0
votes

I've created keras model to recognize human activity, based on data from mobile accelerometer:

model = Sequential()
model.add(Reshape((const.PERIOD, const.N_FEATURES), input_shape=(240,)))
model.add(Conv1D(100, 10, activation='relu', input_shape=(const.PERIOD, const.N_FEATURES)))
model.add(Conv1D(100, 10, activation='relu'))
model.add(MaxPooling1D(const.N_FEATURES))
model.add(Conv1D(160, 10, activation='relu'))
model.add(Conv1D(160, 10, activation='relu'))
model.add(Flatten())
model.add(Dropout(0.5))
model.add(Dense(7, activation='softmax'))
model.summary()
model.compile(loss='categorical_crossentropy', optimizer='adam', metrics=['accuracy'])
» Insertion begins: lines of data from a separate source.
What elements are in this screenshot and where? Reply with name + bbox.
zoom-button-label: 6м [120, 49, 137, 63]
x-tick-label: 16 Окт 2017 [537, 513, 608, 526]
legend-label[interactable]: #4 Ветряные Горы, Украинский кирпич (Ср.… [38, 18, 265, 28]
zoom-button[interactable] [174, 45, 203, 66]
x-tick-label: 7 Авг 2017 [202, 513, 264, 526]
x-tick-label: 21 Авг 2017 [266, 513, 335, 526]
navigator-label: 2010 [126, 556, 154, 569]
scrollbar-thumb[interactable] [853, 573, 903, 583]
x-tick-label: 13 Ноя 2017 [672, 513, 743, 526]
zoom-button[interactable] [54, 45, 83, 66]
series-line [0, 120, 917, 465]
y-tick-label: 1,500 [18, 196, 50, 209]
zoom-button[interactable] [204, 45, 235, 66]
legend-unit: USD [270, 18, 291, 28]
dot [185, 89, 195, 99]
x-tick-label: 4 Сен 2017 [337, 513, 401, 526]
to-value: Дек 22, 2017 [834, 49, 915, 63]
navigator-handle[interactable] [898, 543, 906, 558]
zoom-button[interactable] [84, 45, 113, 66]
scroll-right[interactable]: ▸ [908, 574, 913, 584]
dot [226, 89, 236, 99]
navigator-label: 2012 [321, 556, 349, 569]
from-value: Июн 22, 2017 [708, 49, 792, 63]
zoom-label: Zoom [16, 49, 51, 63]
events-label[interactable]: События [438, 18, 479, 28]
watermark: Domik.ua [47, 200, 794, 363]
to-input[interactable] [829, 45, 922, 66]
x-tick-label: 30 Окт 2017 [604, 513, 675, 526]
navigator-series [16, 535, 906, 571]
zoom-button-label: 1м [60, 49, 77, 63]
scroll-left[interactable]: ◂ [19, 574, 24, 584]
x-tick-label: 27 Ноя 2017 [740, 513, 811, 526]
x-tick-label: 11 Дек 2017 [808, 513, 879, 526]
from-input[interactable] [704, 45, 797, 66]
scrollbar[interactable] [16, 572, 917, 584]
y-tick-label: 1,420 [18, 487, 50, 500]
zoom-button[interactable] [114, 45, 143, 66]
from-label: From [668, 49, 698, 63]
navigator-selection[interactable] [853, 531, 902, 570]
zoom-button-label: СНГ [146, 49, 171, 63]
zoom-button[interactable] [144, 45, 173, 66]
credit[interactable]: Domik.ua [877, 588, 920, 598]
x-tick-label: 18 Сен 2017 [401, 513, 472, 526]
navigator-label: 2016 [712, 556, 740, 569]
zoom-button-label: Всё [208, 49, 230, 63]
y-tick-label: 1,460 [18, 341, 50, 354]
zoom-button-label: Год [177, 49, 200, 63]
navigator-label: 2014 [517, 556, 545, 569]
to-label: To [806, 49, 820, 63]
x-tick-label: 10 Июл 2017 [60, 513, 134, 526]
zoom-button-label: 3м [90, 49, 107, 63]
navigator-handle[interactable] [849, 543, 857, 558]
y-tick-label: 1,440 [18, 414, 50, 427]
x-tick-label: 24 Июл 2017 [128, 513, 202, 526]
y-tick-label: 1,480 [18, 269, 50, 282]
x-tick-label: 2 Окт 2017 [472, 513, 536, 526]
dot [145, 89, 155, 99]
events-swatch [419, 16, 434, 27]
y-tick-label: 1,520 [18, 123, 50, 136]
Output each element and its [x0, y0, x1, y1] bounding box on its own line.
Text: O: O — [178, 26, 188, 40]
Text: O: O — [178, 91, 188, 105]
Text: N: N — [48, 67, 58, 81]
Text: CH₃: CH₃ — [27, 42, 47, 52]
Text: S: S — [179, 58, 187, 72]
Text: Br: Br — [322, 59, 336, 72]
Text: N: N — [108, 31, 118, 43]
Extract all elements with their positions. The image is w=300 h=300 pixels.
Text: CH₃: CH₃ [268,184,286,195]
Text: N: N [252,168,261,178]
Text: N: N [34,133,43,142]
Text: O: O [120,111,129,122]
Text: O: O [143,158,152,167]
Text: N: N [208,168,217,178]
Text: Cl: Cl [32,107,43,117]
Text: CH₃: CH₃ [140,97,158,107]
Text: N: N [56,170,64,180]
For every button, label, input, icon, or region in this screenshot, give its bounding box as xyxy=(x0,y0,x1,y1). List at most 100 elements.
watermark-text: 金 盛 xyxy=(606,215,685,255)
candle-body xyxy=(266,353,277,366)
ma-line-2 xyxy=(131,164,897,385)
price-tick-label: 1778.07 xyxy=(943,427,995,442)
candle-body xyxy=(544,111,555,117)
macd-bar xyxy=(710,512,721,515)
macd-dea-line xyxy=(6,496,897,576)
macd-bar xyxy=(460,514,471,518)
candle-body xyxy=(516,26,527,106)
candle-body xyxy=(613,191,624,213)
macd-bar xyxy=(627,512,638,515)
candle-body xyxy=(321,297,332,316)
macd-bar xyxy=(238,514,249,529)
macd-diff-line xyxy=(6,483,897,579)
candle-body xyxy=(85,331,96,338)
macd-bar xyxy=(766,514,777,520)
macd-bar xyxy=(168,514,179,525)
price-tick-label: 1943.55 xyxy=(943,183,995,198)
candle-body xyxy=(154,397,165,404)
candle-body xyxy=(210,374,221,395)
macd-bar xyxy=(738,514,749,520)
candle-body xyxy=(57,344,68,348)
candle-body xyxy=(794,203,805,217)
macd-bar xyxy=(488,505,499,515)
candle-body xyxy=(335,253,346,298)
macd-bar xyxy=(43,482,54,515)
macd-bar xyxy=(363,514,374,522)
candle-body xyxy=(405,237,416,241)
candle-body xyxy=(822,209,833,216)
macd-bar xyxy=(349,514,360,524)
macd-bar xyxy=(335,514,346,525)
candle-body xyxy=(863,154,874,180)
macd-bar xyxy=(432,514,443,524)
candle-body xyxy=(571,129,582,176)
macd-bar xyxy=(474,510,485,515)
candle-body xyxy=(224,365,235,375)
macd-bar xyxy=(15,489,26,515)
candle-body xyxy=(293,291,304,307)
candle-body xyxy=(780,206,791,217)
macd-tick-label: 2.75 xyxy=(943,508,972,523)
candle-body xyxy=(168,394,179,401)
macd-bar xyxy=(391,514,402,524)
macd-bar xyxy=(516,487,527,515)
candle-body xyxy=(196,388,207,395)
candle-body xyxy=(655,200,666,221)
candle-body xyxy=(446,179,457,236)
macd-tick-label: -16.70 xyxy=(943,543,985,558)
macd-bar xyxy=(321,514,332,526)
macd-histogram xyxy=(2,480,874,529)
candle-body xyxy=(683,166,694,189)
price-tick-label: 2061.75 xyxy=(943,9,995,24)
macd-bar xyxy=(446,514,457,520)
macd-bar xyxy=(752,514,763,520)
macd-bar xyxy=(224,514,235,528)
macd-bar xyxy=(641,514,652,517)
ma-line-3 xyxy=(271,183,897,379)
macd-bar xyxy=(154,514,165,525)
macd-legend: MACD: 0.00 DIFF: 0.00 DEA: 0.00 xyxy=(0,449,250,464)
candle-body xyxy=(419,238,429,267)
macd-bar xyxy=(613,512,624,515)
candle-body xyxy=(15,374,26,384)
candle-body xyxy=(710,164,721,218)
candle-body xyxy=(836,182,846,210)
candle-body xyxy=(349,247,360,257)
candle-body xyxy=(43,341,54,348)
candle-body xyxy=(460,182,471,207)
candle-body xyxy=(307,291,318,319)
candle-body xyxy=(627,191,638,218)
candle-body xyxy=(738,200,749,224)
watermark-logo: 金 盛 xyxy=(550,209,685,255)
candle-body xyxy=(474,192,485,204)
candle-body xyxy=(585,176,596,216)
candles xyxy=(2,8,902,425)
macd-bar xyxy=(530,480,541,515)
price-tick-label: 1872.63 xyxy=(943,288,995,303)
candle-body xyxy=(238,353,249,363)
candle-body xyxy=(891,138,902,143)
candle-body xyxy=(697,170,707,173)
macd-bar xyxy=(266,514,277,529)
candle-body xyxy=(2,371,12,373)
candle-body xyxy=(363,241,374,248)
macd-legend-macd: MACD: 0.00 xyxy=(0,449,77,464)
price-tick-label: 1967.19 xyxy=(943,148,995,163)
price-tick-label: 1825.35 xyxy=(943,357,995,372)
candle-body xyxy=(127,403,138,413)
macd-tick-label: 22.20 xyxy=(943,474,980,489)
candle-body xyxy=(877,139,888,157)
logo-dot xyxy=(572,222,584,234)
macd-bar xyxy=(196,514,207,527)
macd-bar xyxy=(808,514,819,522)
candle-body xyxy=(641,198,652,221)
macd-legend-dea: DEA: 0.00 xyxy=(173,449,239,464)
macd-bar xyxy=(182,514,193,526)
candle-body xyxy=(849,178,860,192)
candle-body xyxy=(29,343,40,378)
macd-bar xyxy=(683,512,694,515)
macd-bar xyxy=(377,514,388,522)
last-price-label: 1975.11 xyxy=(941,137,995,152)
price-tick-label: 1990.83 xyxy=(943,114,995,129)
I've tested model, and the accuracy after ten epochs is like 85-90%. I don't know, but when I converse my model to TF Lite and I run interpreter in my android app, there's horrible predictions. What can be reason of that bad results? No compatibility on keras -> tensorflow -> tensorflow lite line? Should I run it with another way, using something like servlet + keras model?

1
You quickly jumped into your model, have you considered that it might be the training data? - Joe
But if it's the same phone, same acitivities, what can be wrong with the data? - yaw
The way I collect is the same for each of activity, i.e. holding in preffered position or in my pocket. - yaw

1 Answers

0
votes

A few suggestions:

  1. Try to visualize your tflite graph with https://lutzroeder.github.io/netron/. See if there's anything unexpected.
  2. Try to debug with tensorflow lite's python API first. Feed the same input to the keras model and tflite model and compare the output tensor.